Thank you again. The WebAssembly sample has a lot of options. I've teste many of them, and they are OK. The last menu option is "Call a Web API". Every time I click on, appears the alert “An unhandled erros has ocorred. Reload”, at the page bottom. Despite this, the page is prepare for sending the request, by clicking on "Request". Maybe the problem is related with de alert error.

[guardrex]

I took a look at the current version of the web API topic relative to the sample app that I'm using from an earlier version of the topic. There are some minor changes, but nothing that looks like it would prevent the Blazor app from interacting with it. I ran the current WebAssembly sample app here with the web API app that I have, and it works. I can't repro any errors here.

General advice ...

• Check the console of the Blazor app in developer tools for errors.
• As we discussed, make sure the CORS is configured correctly.
• Use a tool like Postman to manually confirm that the web API is behaving properly.
• If the web API seems to be working well, troubleshoot by examining the requests and responses between the apps using a tool like Fiddler.
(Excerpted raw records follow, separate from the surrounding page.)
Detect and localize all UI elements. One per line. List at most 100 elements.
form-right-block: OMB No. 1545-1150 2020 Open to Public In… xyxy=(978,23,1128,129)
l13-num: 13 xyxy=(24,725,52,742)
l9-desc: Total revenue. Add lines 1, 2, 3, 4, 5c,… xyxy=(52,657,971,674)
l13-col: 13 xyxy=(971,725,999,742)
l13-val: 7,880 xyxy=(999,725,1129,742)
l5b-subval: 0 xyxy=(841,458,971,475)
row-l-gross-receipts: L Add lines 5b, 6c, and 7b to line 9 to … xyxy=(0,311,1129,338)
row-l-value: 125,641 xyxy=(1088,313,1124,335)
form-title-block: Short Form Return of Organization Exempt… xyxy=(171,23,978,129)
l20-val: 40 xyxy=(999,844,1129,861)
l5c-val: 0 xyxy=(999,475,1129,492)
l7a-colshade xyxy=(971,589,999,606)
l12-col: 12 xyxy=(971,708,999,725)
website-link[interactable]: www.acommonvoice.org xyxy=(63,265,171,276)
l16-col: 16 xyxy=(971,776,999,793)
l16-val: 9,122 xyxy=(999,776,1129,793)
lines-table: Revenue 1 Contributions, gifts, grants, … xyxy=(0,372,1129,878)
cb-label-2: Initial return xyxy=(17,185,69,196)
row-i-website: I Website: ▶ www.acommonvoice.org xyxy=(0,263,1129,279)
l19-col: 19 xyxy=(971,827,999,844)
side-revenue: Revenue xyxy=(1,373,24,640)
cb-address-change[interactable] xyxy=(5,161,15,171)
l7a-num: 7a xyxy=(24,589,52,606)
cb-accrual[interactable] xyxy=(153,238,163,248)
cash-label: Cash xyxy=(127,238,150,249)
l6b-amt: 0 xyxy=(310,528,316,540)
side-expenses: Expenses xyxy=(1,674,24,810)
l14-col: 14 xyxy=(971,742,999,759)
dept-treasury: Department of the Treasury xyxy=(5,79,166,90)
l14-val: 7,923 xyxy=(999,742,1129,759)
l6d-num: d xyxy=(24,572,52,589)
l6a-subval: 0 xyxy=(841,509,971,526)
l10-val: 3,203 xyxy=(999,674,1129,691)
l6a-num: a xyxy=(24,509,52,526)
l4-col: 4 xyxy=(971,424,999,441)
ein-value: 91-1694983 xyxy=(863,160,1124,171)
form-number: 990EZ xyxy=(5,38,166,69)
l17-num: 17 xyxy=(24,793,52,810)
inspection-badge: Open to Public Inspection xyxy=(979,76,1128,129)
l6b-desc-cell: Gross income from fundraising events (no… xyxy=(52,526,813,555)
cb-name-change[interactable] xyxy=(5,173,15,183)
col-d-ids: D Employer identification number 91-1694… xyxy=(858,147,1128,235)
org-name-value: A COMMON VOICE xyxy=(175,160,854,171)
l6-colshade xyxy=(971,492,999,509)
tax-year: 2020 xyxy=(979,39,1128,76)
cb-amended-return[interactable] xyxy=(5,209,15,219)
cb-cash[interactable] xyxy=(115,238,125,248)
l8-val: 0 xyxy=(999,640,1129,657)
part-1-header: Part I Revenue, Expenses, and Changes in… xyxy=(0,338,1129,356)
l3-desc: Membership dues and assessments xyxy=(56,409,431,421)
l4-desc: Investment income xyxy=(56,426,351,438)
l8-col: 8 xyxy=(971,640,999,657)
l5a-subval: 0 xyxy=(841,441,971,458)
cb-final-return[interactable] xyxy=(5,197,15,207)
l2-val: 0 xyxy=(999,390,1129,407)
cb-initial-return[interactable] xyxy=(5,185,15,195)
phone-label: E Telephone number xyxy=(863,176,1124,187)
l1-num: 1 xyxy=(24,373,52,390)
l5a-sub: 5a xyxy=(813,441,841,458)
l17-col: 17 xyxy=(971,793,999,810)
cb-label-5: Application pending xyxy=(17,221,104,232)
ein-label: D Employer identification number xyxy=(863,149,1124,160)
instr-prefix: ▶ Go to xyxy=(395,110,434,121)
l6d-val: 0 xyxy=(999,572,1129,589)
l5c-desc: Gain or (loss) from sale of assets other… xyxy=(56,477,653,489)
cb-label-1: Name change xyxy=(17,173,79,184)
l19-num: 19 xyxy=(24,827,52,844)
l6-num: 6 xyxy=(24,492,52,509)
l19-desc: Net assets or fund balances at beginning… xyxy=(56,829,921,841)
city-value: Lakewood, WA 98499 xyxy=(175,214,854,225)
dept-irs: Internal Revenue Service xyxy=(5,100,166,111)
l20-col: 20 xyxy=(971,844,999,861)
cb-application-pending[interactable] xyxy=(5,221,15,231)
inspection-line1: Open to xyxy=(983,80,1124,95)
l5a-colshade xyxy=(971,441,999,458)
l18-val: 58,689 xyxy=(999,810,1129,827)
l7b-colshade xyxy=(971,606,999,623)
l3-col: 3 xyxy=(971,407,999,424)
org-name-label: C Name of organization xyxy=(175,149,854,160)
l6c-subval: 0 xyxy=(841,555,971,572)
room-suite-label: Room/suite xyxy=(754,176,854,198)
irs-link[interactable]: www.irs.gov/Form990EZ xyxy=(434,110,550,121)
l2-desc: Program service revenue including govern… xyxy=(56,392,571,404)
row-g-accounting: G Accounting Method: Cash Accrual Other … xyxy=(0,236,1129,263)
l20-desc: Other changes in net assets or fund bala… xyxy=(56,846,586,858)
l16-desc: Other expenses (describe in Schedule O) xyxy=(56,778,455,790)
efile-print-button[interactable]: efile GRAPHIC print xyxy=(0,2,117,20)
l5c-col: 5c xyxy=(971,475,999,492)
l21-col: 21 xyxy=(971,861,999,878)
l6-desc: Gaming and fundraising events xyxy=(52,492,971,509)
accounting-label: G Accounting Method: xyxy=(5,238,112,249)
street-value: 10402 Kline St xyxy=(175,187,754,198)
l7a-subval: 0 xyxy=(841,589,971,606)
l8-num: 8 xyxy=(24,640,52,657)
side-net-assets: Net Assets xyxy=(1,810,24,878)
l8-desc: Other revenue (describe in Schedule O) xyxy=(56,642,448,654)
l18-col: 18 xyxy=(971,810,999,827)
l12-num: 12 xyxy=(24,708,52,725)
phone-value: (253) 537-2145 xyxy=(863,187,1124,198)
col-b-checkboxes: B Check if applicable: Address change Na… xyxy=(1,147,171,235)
I don't have anything actionable at this time. I can only react to a specific error with a known cause. If you find out the ultimate cause of the problem, post it back here.

[guardrex]

Re-opening to use the latest version of the web API example: confirm this guidance isn't broken or fix it.

17656

[Rick-Anderson]

I don't see any CORS errors in @oridespavaneli report. Take a look at https://github.com/dotnet/AspNetCore.Docs/pull/17345 which has a public preview and will merge in a couple days. That show how to test CORS

[guardrex]

Ok ... I guess we can wait and see. I don't want to work this unless I need to because I'm 🏃😅 with many high priority Blazor issues. If I get multiple reports of the web API being broken with the Blazor topic, then I'm sure that I'll need to take a fresh web API from the latest version of that tutorial and see if it breaks with the guidance here.